Speak for yourself! Jonah thought. But he was dying to hear Angela’s theory too. He couldn’t walk away now either.

 

Angela took a deep breath.

 

“Okay, then,” she said. “One thing I saw that nobody else did—though I did report it when I was debriefed, before they began talking about confidentiality statements—was an insignia on the plane. By the time everyone else saw the plane, it looked like any other Sky Trails regional jet. But when I first saw it, the plane’s door said, TACHYON TRAVEL. Tachyon—T-A-C-H-Y-O-N. You’re all too young, probably, to have studied much physics—and anyway, this is very theoretical physics—”

 

“So what’s a tachyon?” Katherine asked. She always hated being talked down to or told that she was too young for something.

 

“Tachyons are particles that travel faster than the speed of light,” Angela said.

 

The speed of light? Jonah thought. What’s that got to do with anything?

 

“I thought nothing could travel faster than light,” Katherine said, acting proud that she knew that.

 

“Nobody knows really,” Angela said. She was speaking very carefully now, watching for their reactions. “At least, nobody knows yet. The theories are that if anything could go faster than light, all sorts of weird things would happen. Time and space would have a different relationship. Aging would be different.
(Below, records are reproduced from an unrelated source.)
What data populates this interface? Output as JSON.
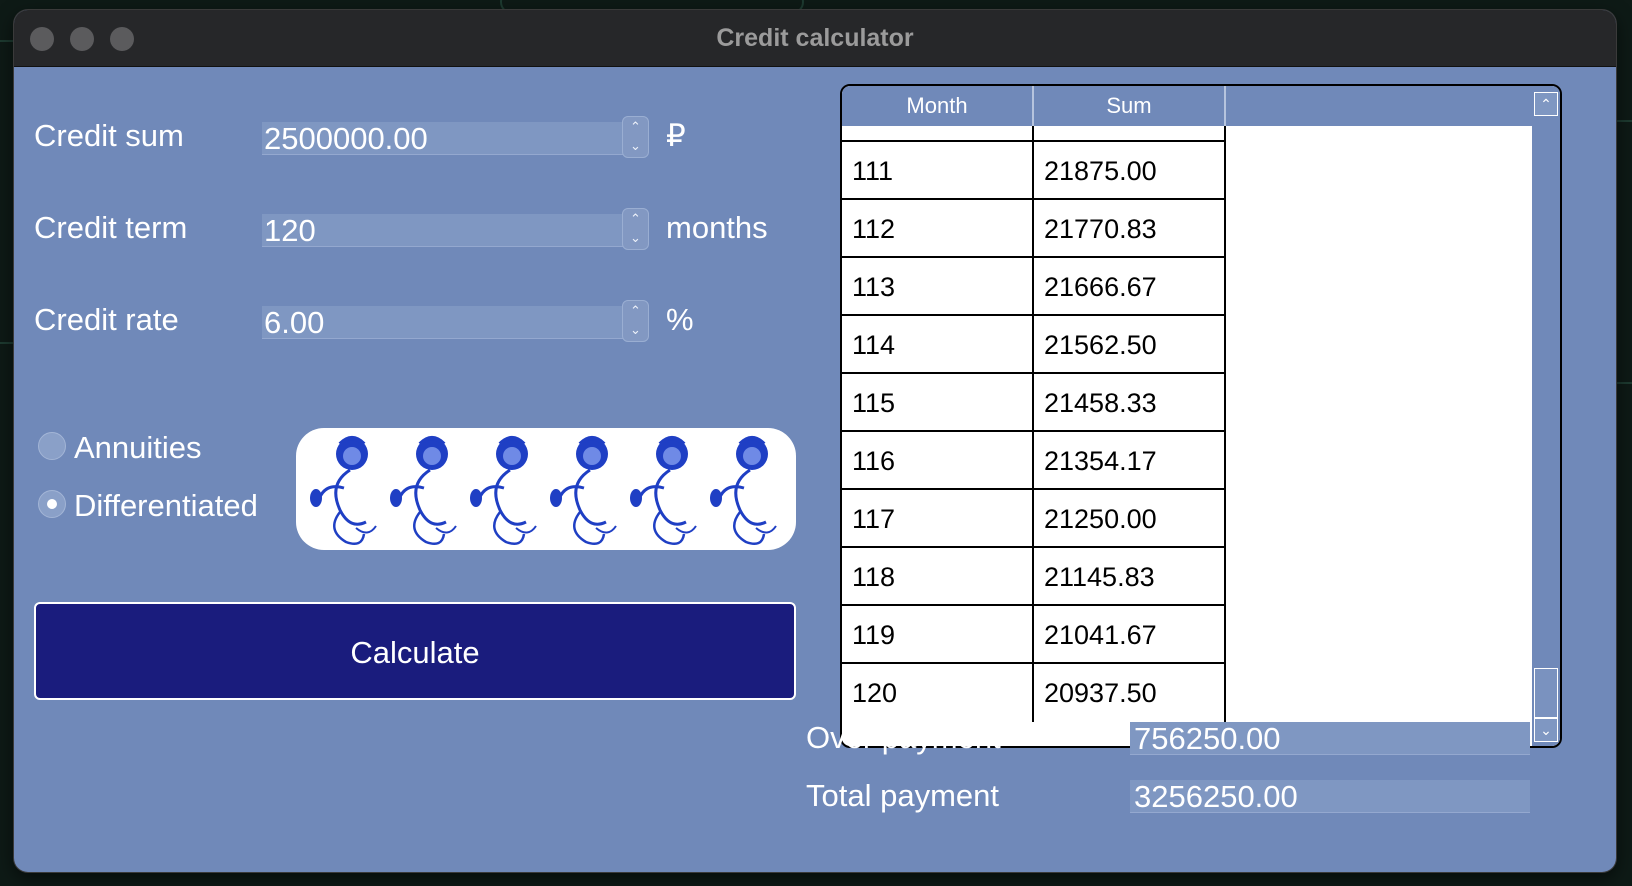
{
  "window": {
    "title": "Credit calculator"
  },
  "form": {
    "credit_sum": {
      "label": "Credit sum",
      "value": "2500000.00",
      "unit": "₽"
    },
    "credit_term": {
      "label": "Credit term",
      "value": "120",
      "unit": "months"
    },
    "credit_rate": {
      "label": "Credit rate",
      "value": "6.00",
      "unit": "%"
    },
    "payment_type": {
      "options": [
        "Annuities",
        "Differentiated"
      ],
      "selected": "Differentiated"
    },
    "calculate_label": "Calculate"
  },
  "table": {
    "headers": [
      "Month",
      "Sum"
    ],
    "rows": [
      [
        "111",
        "21875.00"
      ],
      [
        "112",
        "21770.83"
      ],
      [
        "113",
        "21666.67"
      ],
      [
        "114",
        "21562.50"
      ],
      [
        "115",
        "21458.33"
      ],
      [
        "116",
        "21354.17"
      ],
      [
        "117",
        "21250.00"
      ],
      [
        "118",
        "21145.83"
      ],
      [
        "119",
        "21041.67"
      ],
      [
        "120",
        "20937.50"
      ]
    ]
  },
  "results": {
    "over_payment": {
      "label": "Over payment",
      "value": "756250.00"
    },
    "total_payment": {
      "label": "Total payment",
      "value": "3256250.00"
    }
  },
  "colors": {
    "window_bg": "#7089b9",
    "button_bg": "#1a1c7d",
    "ornament_blue": "#1f3fc4"
  },
  "icons": {
    "spin_up": "chevron-up-icon",
    "spin_down": "chevron-down-icon",
    "scroll_up": "chevron-up-icon",
    "scroll_down": "chevron-down-icon"
  }
}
And, if a plane could travel that fast, it’d become…a time machine.”

 

Everyone stared at her.

 

Chip was already shaking his head.

 

“Who’d send a bunch of babies in a time machine?” he asked scornfully. “What would be the point?”

 

“I don’t think anyone sent a bunch of babies in a time machine,” Angela said, speaking very precisely. “I think a bunch of adults got into a time machine. I think it was an experiment, one of the first attempts at time travel. They didn’t understand all the effects. So they didn’t realize what would happen when they arrived in our time.” She paused, letting that sink in.

 

“You mean—” Katherine asked.

 

Jonah couldn’t tell if she really understood or if she was just prompting Angela.

 

“I mean that Chip and Jonah used to be much older than they are now,” Angela said. “I think they were changed by traveling through time. I think they—and all the other babies—came from the future.”